How will Brexit affect Italy’s fresh produce?

© Eurofresh Distribution   Italy’s fresh produce sector is following with great interest the negotiations underway to seal a trade deal between the EU and the UK. Last week, an […]
Tue 15/12/2020

© Eurofresh Distribution

 

Italy’s fresh produce sector is following with great interest the negotiations underway to seal a trade deal between the EU and the UK. Last week, an online conference titled “Great Britain outside the European Union: What changes for fruit and vegetable operators from 1 January 2021″, organised by Cso Italy, Fruitimprese and Dcs Tramaco, over 120 people took part.

President of Cso Italy Paolo Bruni said, “In the last five years, exports of fruit and vegetables from Italy to the UK have exceeded 140,000 tons per year, including over 100,000 tons of the most widely produced fruits.”

Marco Salvi, president of Fruitimprese, said, “A radical reform, even if not yet fully defined due to the prolonged negotiations between the parties, which we hope will soon be concluded with a free trade agreement. For Italian fruit and vegetables, the United Kingdom represents the sixth export market in terms of volumes and the fourth in terms of turnover, with a value of over €250 million per year, generated primarily by the export of apples, table grapes and kiwis.”

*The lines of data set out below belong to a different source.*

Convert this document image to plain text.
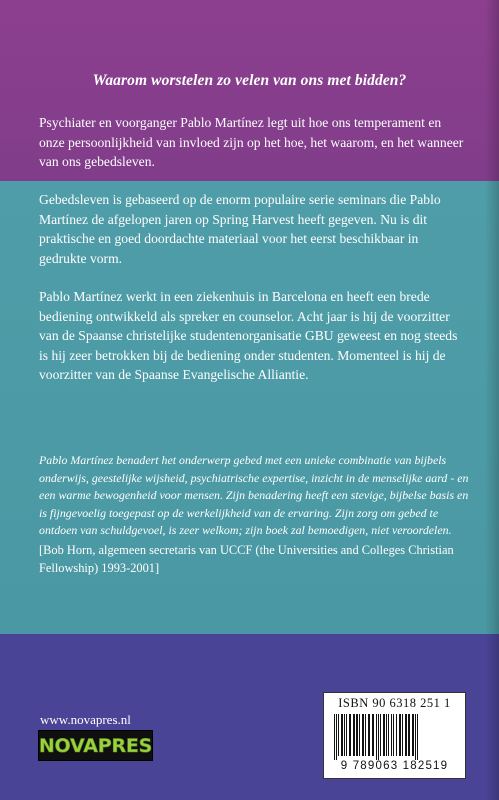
Waarom worstelen zo velen van ons met bidden?

Psychiater en voorganger Pablo Martínez legt uit hoe ons temperament en onze persoonlijkheid van invloed zijn op het hoe, het waarom, en het wanneer van ons gebedsleven.

Gebedsleven is gebaseerd op de enorm populaire serie seminars die Pablo Martínez de afgelopen jaren op Spring Harvest heeft gegeven. Nu is dit praktische en goed doordachte materiaal voor het eerst beschikbaar in gedrukte vorm.

Pablo Martínez werkt in een ziekenhuis in Barcelona en heeft een brede bediening ontwikkeld als spreker en counselor. Acht jaar is hij de voorzitter van de Spaanse christelijke studentenorganisatie GBU geweest en nog steeds is hij zeer betrokken bij de bediening onder studenten. Momenteel is hij de voorzitter van de Spaanse Evangelische Alliantie.

Pablo Martínez benadert het onderwerp gebed met een unieke combinatie van bijbels onderwijs, geestelijke wijsheid, psychiatrische expertise, inzicht in de menselijke aard - en een warme bewogenheid voor mensen. Zijn benadering heeft een stevige, bijbelse basis en is fijngevoelig toegepast op de werkelijkheid van de ervaring. Zijn zorg om gebed te ontdoen van schuldgevoel, is zeer welkom; zijn boek zal bemoedigen, niet veroordelen.

[Bob Horn, algemeen secretaris van UCCF (the Universities and Colleges Christian Fellowship) 1993-2001]

www.novapres.nl
NOVAPRES
ISBN 90 6318 251 1
9 789063 182519
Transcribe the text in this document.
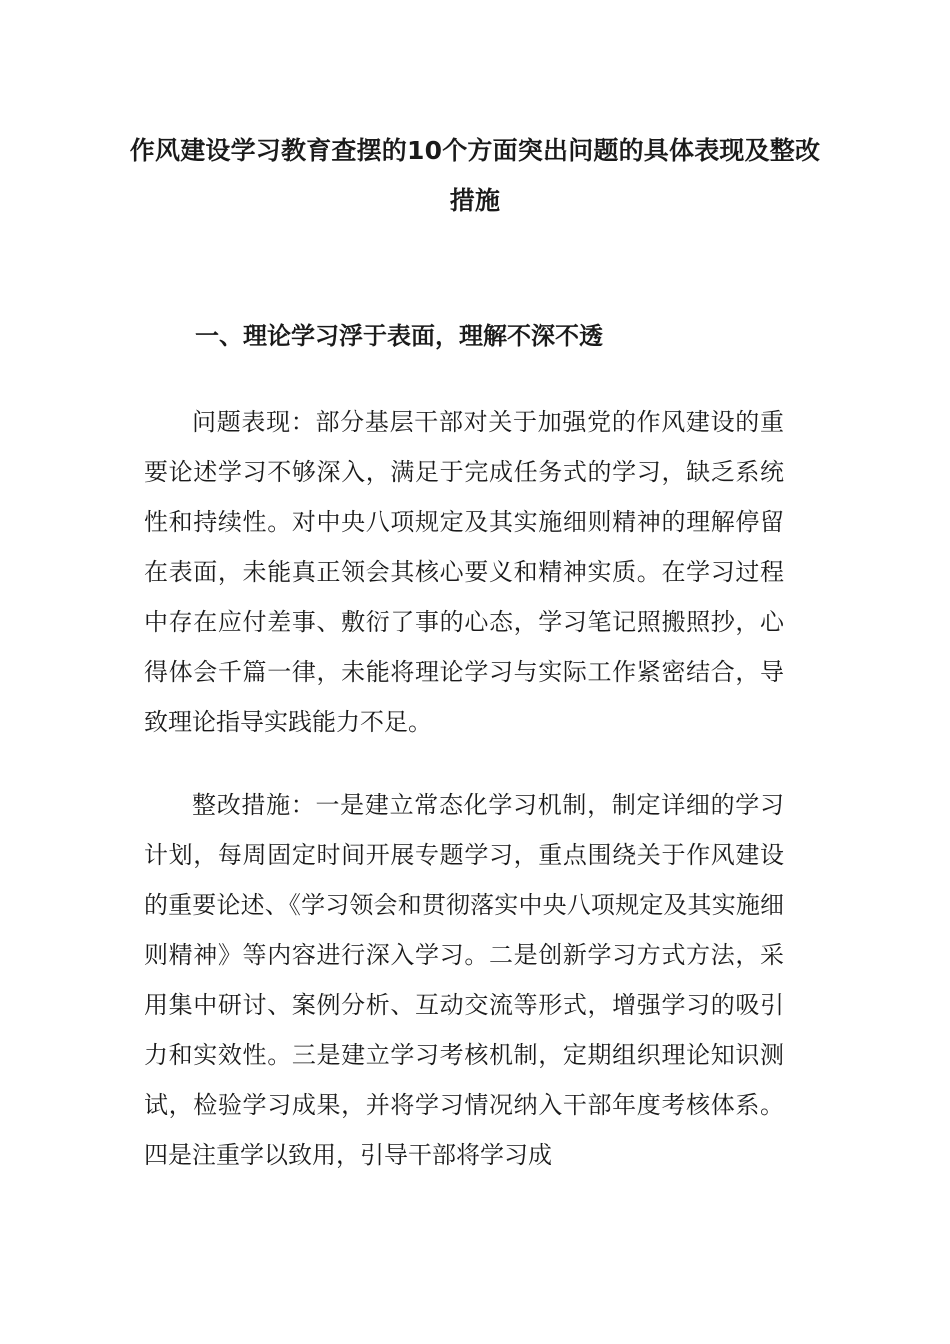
作风建设学习教育查摆的10个方面突出问题的具体表现及整改措施
一、理论学习浮于表面，理解不深不透

问题表现：部分基层干部对关于加强党的作风建设的重要论述学习不够深入，满足于完成任务式的学习，缺乏系统性和持续性。对中央八项规定及其实施细则精神的理解停留在表面，未能真正领会其核心要义和精神实质。在学习过程中存在应付差事、敷衍了事的心态，学习笔记照搬照抄，心得体会千篇一律，未能将理论学习与实际工作紧密结合，导致理论指导实践能力不足。

整改措施：一是建立常态化学习机制，制定详细的学习计划，每周固定时间开展专题学习，重点围绕关于作风建设的重要论述、《学习领会和贯彻落实中央八项规定及其实施细则精神》等内容进行深入学习。二是创新学习方式方法，采用集中研讨、案例分析、互动交流等形式，增强学习的吸引力和实效性。三是建立学习考核机制，定期组织理论知识测试，检验学习成果，并将学习情况纳入干部年度考核体系。四是注重学以致用，引导干部将学习成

The transition will involve introducing new customs controls in three stages, with full application from 1 July 2021.

Paolo Triossi, managing director of DCS Tramaco, said: “In January, the new procedures in the fruit and vegetable sector will concern the exchanges of seed and consumption potatoes, while for all the other products there is still a few months available. This is precious time that operators have at their disposal so as not to be caught unprepared. The advice is to have an Eori (Economic Operator Registration and Identification) code, to contact a customs broker and to clarify some points in advance with your local business partner.”

As long as uncertainty persists regarding a trade deal, it will be impossible to establish certain critical measures to take, particularly with regard to logistics and transport.